The state is one of the top Christmas tree producers in the country, raking fourth behind Oregon, North Carolina and Pennsylvania.
Most states in the US are seeing a decline in Christmas tree farms. But not New York, according to Mary Jeanne Packer, head of Christmas Tree Farmers Association of New York.
“Here in New York, we have about 875 Christmas tree farms, and nearly all of them are family-owned, sometimes even multiple generations getting involved in ownership,” said Packer. “It’s also an easier kind of farming to get into for new and beginning farmers than some other, especially animal, agriculture.”
Packer touts the environmental benefits of Christmas tree farming. One acre of Christmas trees consumes about 500 pounds of carbon dioxide and produces about 1,000 pounds of oxygen every year. Statewide, there are nearly 19,000 acres of Christmas trees being grown today.
Christmas tree farming is an $8 million-a-year industry in New York, with farms growing nearly 19 million trees. Packer says most of the farms are family-owned and buy equipment from local suppliers, bringing the total economic impact of specialty crop farmers to almost $15 million a year.

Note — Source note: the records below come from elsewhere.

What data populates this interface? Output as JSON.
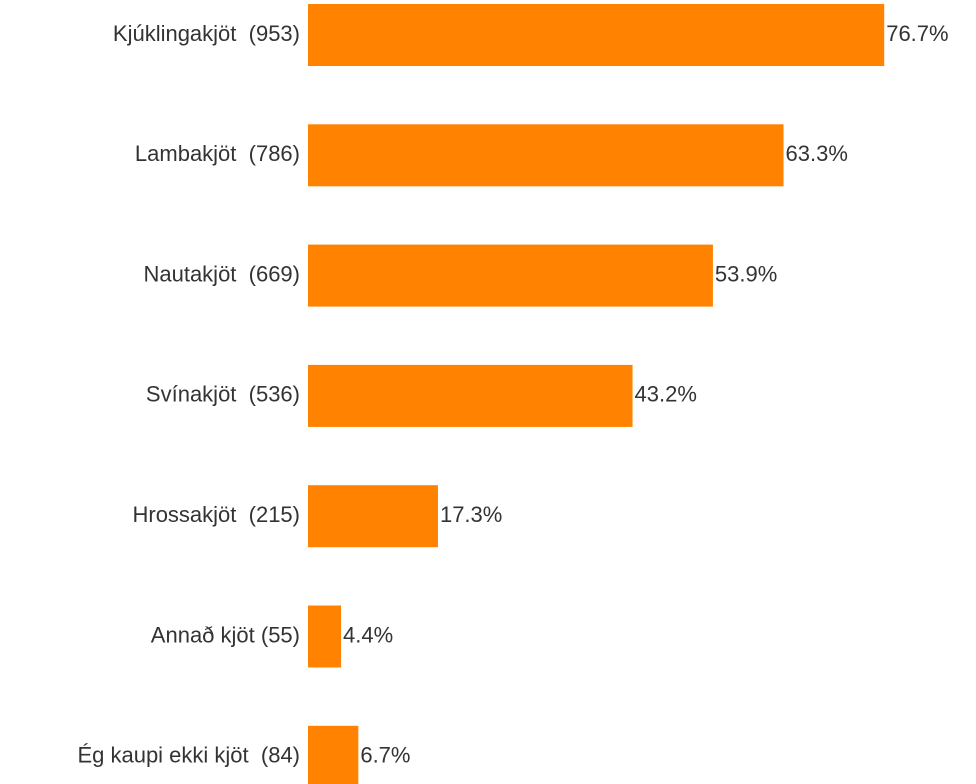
{
  "chart_data": {
    "type": "hbar",
    "categories": [
      "Kjúklingakjöt  (953)",
      "Lambakjöt  (786)",
      "Nautakjöt  (669)",
      "Svínakjöt  (536)",
      "Hrossakjöt  (215)",
      "Annað kjöt (55)",
      "Ég kaupi ekki kjöt  (84)"
    ],
    "values": [
      76.7,
      63.3,
      53.9,
      43.2,
      17.3,
      4.4,
      6.7
    ],
    "value_labels": [
      "76.7%",
      "63.3%",
      "53.9%",
      "43.2%",
      "17.3%",
      "4.4%",
      "6.7%"
    ],
    "color": "#ff8200",
    "xlim": [
      0,
      80
    ]
  }
}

Packer points to fertile soil, smart farmers, and urban consumers.
“There is a long period between when a seedling is planted and when it’s harvested, which may be 7, 8, even 10 years. That’s another reason why we’re excited about urban markets, upstate and New York City, because typically those consumers have smaller spaces and are looking for smaller trees. So there’s a shorter period from when the tree is planted until it’s cut,” said Packer.
Not all Christmas trees are grown to fit into living rooms. Domes Tree Farm in Bliss Thursday cut down a 30 foot white fir for the 16th Annual Winter’s Eve celebration at Lincoln Square in New York City.